Before this can be done we must agree that the hymnal itself shall be made more lovable than it is. In the desire to incorporate the traditional as well as the timely, to gratify a wide range of taste and opinion, and especially to cover every possible occasion and sermon theme, the church hymnal has become cumbersome to the hands in which we would place it, too encyclopedic and utilitarian to appeal to the heart.
It is the demand of our pastors, who require all sorts of hymns for all sorts of purposes, and not the judgment of the compilers, that makes our hymnals so big and pads them with so much that is dull. This encyclopedic range may be a pastoral convenience but it is a spiritual blunder. So much material discourages devotion and defeats the memory; and a good deal of it transcends the true sphere of [277] song. It is regrettable that so many pastors prefer the prosaic hymns to those that are lyrical, and, if the reports from the parishes are true, only too often confine their people within a dull and monotonous round of them.

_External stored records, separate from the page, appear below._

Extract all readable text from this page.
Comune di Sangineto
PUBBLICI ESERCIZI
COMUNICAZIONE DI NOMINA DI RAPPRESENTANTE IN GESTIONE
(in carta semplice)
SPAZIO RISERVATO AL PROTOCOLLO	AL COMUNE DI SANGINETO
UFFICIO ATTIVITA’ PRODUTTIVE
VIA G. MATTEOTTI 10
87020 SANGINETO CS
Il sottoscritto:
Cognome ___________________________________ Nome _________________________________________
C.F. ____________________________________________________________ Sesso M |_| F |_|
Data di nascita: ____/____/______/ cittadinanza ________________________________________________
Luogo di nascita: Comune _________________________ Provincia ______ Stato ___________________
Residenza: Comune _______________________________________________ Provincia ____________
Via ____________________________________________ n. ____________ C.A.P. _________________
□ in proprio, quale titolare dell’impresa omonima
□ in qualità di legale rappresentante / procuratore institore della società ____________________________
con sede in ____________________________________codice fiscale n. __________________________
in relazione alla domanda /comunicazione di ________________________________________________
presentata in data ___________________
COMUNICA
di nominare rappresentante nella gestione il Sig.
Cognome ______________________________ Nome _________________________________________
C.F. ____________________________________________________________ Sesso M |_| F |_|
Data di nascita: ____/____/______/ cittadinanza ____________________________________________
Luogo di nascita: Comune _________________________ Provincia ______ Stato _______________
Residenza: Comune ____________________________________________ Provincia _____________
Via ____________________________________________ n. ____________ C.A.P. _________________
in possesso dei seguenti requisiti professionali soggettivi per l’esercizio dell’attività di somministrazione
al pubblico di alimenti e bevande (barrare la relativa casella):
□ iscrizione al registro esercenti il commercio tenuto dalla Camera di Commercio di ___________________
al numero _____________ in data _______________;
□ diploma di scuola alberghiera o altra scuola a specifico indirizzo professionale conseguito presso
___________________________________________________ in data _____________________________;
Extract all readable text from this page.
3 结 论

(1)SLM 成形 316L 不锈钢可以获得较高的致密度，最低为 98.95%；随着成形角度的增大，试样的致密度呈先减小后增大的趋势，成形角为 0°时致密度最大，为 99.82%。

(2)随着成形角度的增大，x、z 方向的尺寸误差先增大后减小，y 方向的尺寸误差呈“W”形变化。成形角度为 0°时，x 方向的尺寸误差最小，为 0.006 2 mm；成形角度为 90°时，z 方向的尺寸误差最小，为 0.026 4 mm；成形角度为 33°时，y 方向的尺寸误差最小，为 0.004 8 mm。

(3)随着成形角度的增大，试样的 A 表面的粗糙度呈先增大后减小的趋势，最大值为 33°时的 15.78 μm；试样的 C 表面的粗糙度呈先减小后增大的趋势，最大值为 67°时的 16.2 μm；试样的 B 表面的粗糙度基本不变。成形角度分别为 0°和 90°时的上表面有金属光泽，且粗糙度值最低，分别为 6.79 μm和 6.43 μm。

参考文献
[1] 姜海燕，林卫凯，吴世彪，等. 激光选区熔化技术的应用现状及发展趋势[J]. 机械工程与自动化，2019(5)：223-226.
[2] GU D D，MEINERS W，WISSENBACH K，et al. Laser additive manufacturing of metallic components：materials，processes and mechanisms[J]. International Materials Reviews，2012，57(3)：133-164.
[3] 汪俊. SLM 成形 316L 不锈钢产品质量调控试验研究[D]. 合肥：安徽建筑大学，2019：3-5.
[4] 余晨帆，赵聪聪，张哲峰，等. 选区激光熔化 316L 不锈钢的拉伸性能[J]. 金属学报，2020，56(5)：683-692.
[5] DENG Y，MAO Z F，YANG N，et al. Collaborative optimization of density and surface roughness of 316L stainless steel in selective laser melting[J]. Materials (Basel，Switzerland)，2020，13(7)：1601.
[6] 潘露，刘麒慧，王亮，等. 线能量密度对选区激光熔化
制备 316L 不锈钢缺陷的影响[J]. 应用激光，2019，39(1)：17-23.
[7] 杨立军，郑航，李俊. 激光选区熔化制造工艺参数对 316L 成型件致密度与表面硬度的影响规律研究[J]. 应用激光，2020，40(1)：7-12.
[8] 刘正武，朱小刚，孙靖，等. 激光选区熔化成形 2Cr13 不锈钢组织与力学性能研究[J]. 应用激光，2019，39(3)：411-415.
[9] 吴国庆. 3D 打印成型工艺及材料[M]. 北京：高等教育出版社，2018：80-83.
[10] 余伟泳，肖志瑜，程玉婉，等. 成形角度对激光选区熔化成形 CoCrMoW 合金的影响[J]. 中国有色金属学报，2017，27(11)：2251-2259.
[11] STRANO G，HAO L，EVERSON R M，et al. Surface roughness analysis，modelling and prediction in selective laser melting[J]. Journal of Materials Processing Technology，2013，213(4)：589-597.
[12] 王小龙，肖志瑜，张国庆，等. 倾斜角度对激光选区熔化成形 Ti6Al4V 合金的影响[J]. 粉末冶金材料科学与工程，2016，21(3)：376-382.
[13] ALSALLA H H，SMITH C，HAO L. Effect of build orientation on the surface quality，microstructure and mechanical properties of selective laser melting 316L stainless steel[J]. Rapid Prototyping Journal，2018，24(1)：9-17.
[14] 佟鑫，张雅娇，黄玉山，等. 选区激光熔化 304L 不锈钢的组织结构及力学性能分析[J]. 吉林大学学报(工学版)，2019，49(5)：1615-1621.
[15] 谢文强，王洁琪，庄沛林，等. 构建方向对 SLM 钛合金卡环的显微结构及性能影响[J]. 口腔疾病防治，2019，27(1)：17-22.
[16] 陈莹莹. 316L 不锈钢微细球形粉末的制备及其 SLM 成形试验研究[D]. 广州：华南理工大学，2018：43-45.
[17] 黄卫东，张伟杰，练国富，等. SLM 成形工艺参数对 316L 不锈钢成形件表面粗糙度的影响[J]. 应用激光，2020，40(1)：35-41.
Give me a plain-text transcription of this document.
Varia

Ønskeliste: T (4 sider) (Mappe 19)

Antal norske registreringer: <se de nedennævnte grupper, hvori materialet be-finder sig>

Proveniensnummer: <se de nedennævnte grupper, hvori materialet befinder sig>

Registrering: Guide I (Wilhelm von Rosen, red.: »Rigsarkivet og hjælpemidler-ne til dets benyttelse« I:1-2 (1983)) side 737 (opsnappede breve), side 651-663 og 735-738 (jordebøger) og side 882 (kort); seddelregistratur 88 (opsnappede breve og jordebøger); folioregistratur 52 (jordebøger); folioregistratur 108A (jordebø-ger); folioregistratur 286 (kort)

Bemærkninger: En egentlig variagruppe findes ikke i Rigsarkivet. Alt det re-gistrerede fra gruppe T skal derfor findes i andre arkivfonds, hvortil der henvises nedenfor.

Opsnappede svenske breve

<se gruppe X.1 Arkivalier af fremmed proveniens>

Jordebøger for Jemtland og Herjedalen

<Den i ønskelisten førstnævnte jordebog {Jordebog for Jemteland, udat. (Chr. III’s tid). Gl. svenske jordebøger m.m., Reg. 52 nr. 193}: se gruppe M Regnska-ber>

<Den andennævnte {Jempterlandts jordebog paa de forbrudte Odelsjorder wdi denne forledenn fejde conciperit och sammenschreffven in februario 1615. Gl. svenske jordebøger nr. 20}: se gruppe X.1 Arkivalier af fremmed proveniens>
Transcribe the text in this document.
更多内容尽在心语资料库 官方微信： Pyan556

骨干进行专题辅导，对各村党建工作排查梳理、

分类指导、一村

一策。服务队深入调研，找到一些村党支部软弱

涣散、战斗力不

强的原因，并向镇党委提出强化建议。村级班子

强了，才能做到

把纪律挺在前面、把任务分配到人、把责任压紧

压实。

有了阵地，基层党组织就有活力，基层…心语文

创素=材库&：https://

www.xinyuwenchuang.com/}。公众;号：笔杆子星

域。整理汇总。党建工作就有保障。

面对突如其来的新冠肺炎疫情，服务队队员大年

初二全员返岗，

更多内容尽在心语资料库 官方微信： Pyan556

I like to foresee a time when our pastors shall discover that the highest utilitarianism lies in cultivating the spirit of song for its own sake. For the spirit of Christian song is simply the Holy Spirit. Himself, making melody in the heart.
Mgr. Batiffol (op. cit.) discusses Ferreri and the humanist Breviary promised on the title-page in his charming way; and to his translator I am indebted for the English version of the lines quoted.